By the end of my sophomore year, I had begun experiencing at least 2 anxiety attacks a week. From not breathing to tapping objects to crying, I was a mess. Summer went by and after the first 3 months of my junior year, I decided to go on to independent study and start seeing a therapist. As much as I loved independent study it may not be the best solution for everyone struggling with similar issues, Reging had pointed this out to me. As for therapy, Regina questioned me with the same series of questions weekly, she tracked my progress, but most of all she had cared. She paid attention when I would curse, cry, laugh and she was helping me fix myself. When you have nowhere to be and no one besides your parents to see you can feel isolated, almost like your in your own world with your own issues, I had realized I needed to include a therapist into my lonely world at this point in time. At first, it was hard to open up and pinpoint an issue that wasn’t direct until I realized the issue was me, her questions helped me see that. I had allowed the anxiety to take over myself, my perception, and my emotions but I was not going to allow myself to stay like that, I needed change and my therapist guided me to it.

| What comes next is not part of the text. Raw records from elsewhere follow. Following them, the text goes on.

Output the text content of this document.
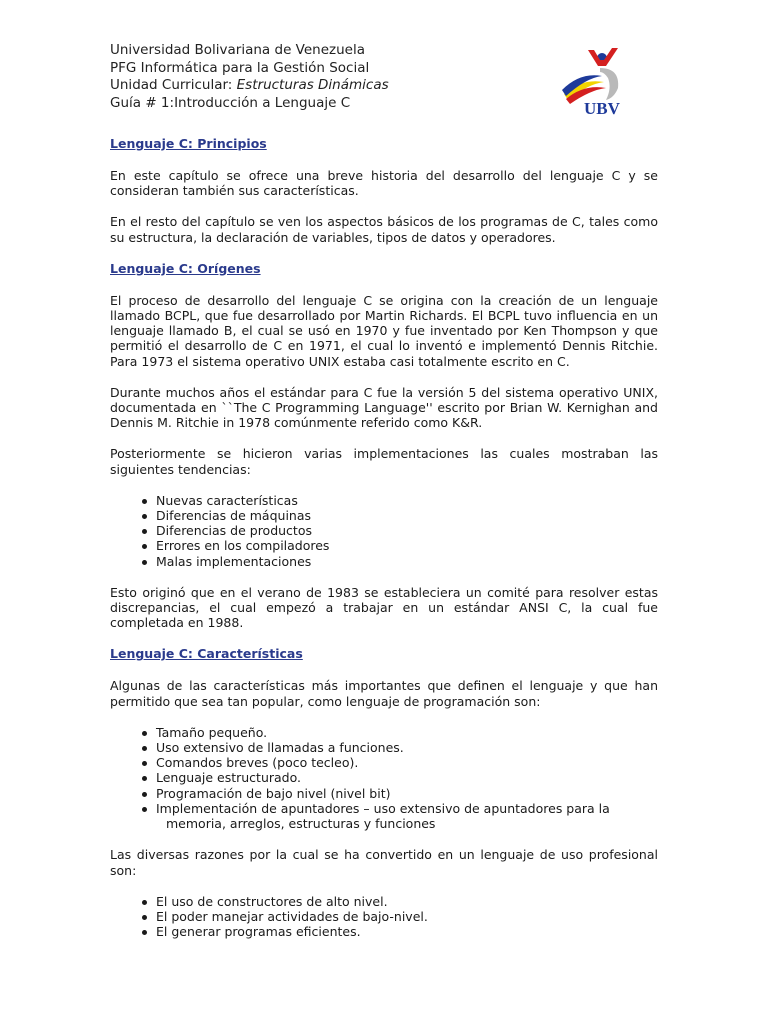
Universidad Bolivariana de Venezuela
PFG Informática para la Gestión Social
Unidad Curricular: Estructuras Dinámicas
Guía # 1:Introducción a Lenguaje C	UBV
Lenguaje C: Principios

En este capítulo se ofrece una breve historia del desarrollo del lenguaje C y se consideran también sus características.

En el resto del capítulo se ven los aspectos básicos de los programas de C, tales como su estructura, la declaración de variables, tipos de datos y operadores.

Lenguaje C: Orígenes

El proceso de desarrollo del lenguaje C se origina con la creación de un lenguaje llamado BCPL, que fue desarrollado por Martin Richards. El BCPL tuvo influencia en un lenguaje llamado B, el cual se usó en 1970 y fue inventado por Ken Thompson y que permitió el desarrollo de C en 1971, el cual lo inventó e implementó Dennis Ritchie. Para 1973 el sistema operativo UNIX estaba casi totalmente escrito en C.

Durante muchos años el estándar para C fue la versión 5 del sistema operativo UNIX, documentada en ``The C Programming Language'' escrito por Brian W. Kernighan and Dennis M. Ritchie in 1978 comúnmente referido como K&R.

Posteriormente se hicieron varias implementaciones las cuales mostraban las siguientes tendencias:

Nuevas características
Diferencias de máquinas
Diferencias de productos
Errores en los compiladores
Malas implementaciones

Esto originó que en el verano de 1983 se estableciera un comité para resolver estas discrepancias, el cual empezó a trabajar en un estándar ANSI C, la cual fue completada en 1988.

Lenguaje C: Características

Algunas de las características más importantes que definen el lenguaje y que han permitido que sea tan popular, como lenguaje de programación son:

Tamaño pequeño.
Uso extensivo de llamadas a funciones.
Comandos breves (poco tecleo).
Lenguaje estructurado.
Programación de bajo nivel (nivel bit)
Implementación de apuntadores – uso extensivo de apuntadores para la
memoria, arreglos, estructuras y funciones

Las diversas razones por la cual se ha convertido en un lenguaje de uso profesional son:

El uso de constructores de alto nivel.
El poder manejar actividades de bajo-nivel.
El generar programas eficientes.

It was February of 2019 when that change finally happened. I woke up ready for the day, not in fear of the potential stress and worry it could hold, like usual. I looked in that mirror and I recognized myself for the first time in months; I had rosiness to my cheeks and my eyes were blue rather than gray, this day I knew that the dreadful therapy and self-acknowledgment was finally starting to pay off. It was as if I had dove underneath waves and had been trapped for months, crashing with every new wave that hurled in and drowning on repeat, but at this moment it felt like I had finally received my gasp of air. I walked down the stairs to my parents, I hugged them both, and said, “thank you both, not just for seeking help but also for not giving up on me when even I had.” They welcomed me into their securing embrace and reassured that they would always accept me for who I was and explained that all they ever wanted was their sweet, happy daughter back and shortly saw me off to school.

It is currently September of 2019 and I have never felt this happy and healthy, not since age 14 at least. Every day I wake up and I am grateful for the life I have been given. I still have rough days but everyone does. Emotions are normal and unfortunately, typically uncontrollable; getting nervous and slightly tapping is okay. What’s not okay is allowing issues, big or small, to strip you of who you are and make you forget the things you enjoy, compelling you to stop having hope for the day or every day, that is where the line is drawn and help is needed. Seeing a therapist is something I can see myself keeping within my routine because of how it allowed me to refind myself while also giving me someone to help carry my load. She allowed me to speak, yell, curse, cry, whatever I needed to do to feel okay, she accepted without judgment and provided comfort. Talking to someone about my issues showed me that just because I feel lonely, that doesn’t mean that I’m alone. I do fear falling back into the hole I was once trapped in, however, I know now that if I do I have the will & support necessary to resurface again.

I am not ashamed of my struggles with anxiety and depression because I have learned to cope, I have learned it is normal to feel like you’ve lost your mind at times, as long as you know where to find it. I have socialized more this year than any other and yes, meeting people is great but knowing the person you are introducing is also a great feeling that had become foreign to e. If it wasn’t for my family having hope when I couldn’t and finding myself with my therapist I don’t know where I would be but I can assure that this version of me is here to stay. Having hope, appreciation and a positive outlook on my life again is something that slipped through my grasp in what felt like seconds, resurfacing through the waves pulling me down took what felt like a lifetime. It is necessary to take care of yourself, for yourself and with yourself; This is the only life you’ve got and because of that nothing will stop me from living mine.